Prayer is nothing but the promise reversed, or God’s Word formed into an argument, and retorted by faith upon God again.
Prayer is an offering up of our desires to God for the things agreeable to His will, in the name of Christ, by the help of His Spirit, with confession of our sins and thankful acknowledgment of His mercies.
From a biblical point of view, prayer is related to everything that we are and everything that God is. God does not respond to our prayers. God responds to us: to our whole life. What we say to Him cannot be separated from what we think, feel, will and do. Prayer is communication from whole persons to the Wholeness which is the living God. Prayer is misunderstood until we see it this way.
If I throw out a boathook from the boat and catch hold of the shore and pull, do I pull the shore to me, or do I pull myself to the shore? Prayer is not pulling God to my will, but the aligning of my will to the will of God.
Prayer, in many ways, is the supreme expression of our faith in God.
Prayer is not performance but climbing up to the heart of God.
Prayer is the muscle that activates the arm of omnipotence.
Prayer is life passionately wanting, wishing, desiring God’s triumph. Prayer is life striving and toiling everywhere and always for that ultimate victory.
Prayer is the natural and joyous breathing of the spiritual life by which the heavenly atmosphere is inhaled and then exhaled in prayer.
True prayer is an awareness of our helpless need and an acknowledgment of divine adequacy (Ray Stedman).
Prayer is not so much an act as it is an attitude – an attitude of dependency, dependency upon God.
Prayer is the open admission that without Christ we can do nothing. And prayer is the turning away from ourselves to God in the confidence that He will provide the help we need. Prayer humbles us as needy, and exalts God as wealthy.
Prayer is coming to God, pouring out our hearts in fervent desire and faith, expressing our need, committing our way to Him, and leaving the outcome to the Lord as He most wisely and lovingly sees best.
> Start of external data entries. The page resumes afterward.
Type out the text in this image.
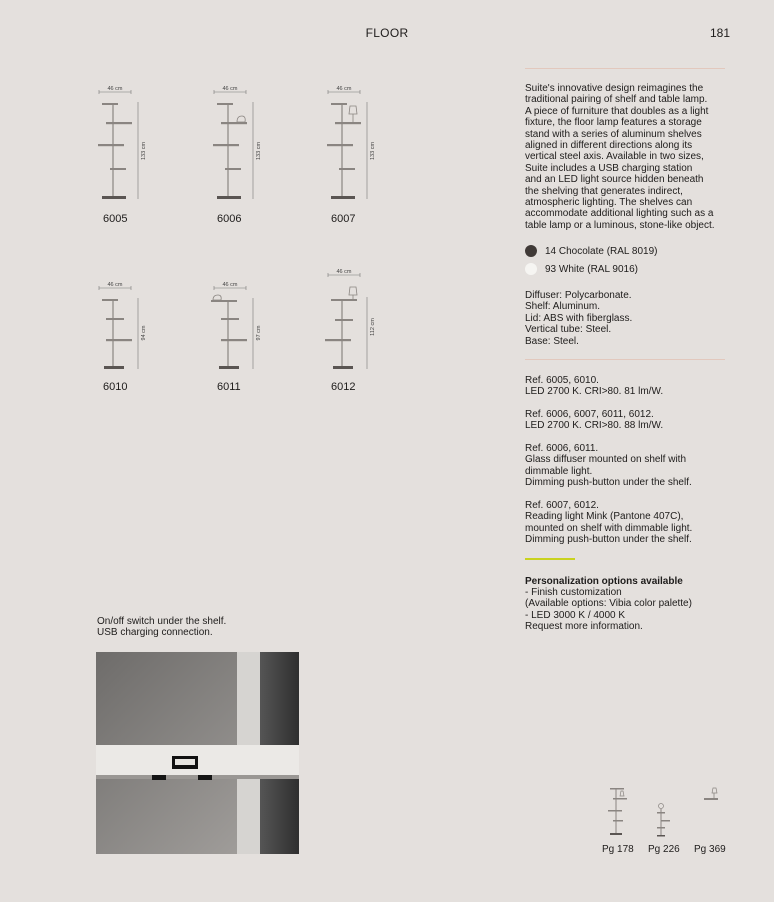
FLOOR	181
Suite's innovative design reimagines the
traditional pairing of shelf and table lamp.
A piece of furniture that doubles as a light
fixture, the floor lamp features a storage
stand with a series of aluminum shelves
aligned in different directions along its
vertical steel axis. Available in two sizes,
Suite includes a USB charging station
and an LED light source hidden beneath
the shelving that generates indirect,
atmospheric lighting. The shelves can
accommodate additional lighting such as a
table lamp or a luminous, stone-like object.
14 Chocolate (RAL 8019)
93 White (RAL 9016)
Diffuser: Polycarbonate.
Shelf: Aluminum.
Lid: ABS with fiberglass.
Vertical tube: Steel.
Base: Steel.
Ref. 6005, 6010.
LED 2700 K. CRI>80. 81 lm/W.
Ref. 6006, 6007, 6011, 6012.
LED 2700 K. CRI>80. 88 lm/W.
Ref. 6006, 6011.
Glass diffuser mounted on shelf with
dimmable light.
Dimming push-button under the shelf.
Ref. 6007, 6012.
Reading light Mink (Pantone 407C),
mounted on shelf with dimmable light.
Dimming push-button under the shelf.
Personalization options available
- Finish customization
(Available options: Vibia color palette)
- LED 3000 K / 4000 K
Request more information.
46 cm
133 cm
6005
46 cm
133 cm
6006
46 cm
133 cm
6007
46 cm
94 cm
6010
46 cm
97 cm
6011
46 cm
112 cm
6012
On/off switch under the shelf.
USB charging connection.
Pg 178 Pg 226 Pg 369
A true prayer is an inventory of needs, a catalog of necessities, an exposure of secret wounds, a revelation of hidden poverty.
Prayer…is the very way God Himself has chosen for us to express our conscious need of Him and our humble dependence on Him.
Prayer is helplessness plus faith.
Prayer is not attempting to get our will done in heaven but His will done on earth.
It is good to be conscious that we are always in the presence of God. It is better to gaze upon Him in adoration. But it is best of all to commune with Him as a Friend – and that is prayer.
Prayer, then, is certainly not persuading God to do what we want God to do. It is not bending the will of a reluctant God to our will. It does not change His purpose, although it may release His power. “We must not conceive of prayer as overcoming God’s reluctance,” says Archbishop Trench, “but as laying hold of His highest willingness.”
I believe the vast majority of Christians would say, “Prayer is asking things from God.” But surely prayer is much more than merely “getting God to run our errands for us,” as someone puts it. It is a higher thing than the beggar knocking at the rich man’s door.
Prayer is simply the turning of the soul to God.
Prayer is going into “the secret place of the Most High,” and abiding under the shadow of the Almighty (Ps. 91:1). Prayer is a making known to God our wants and desires, and holding out the hand of faith to take His gifts. Prayer is the result of the Holy Spirit dwelling within us. It is communion with God.
Prayer is an offering up of our desires unto God for things agreeable to His will, in the name of Christ, with confession of our sins and thankful, acknowledgment of His mercies.
Prayer is a golden chain: one end tied to the tongue of man, the other to the ear of God
Prayer is more than something we do it is something that God does through us.
Prayer is the soul’s breathing itself into the bosom of its heavenly Father.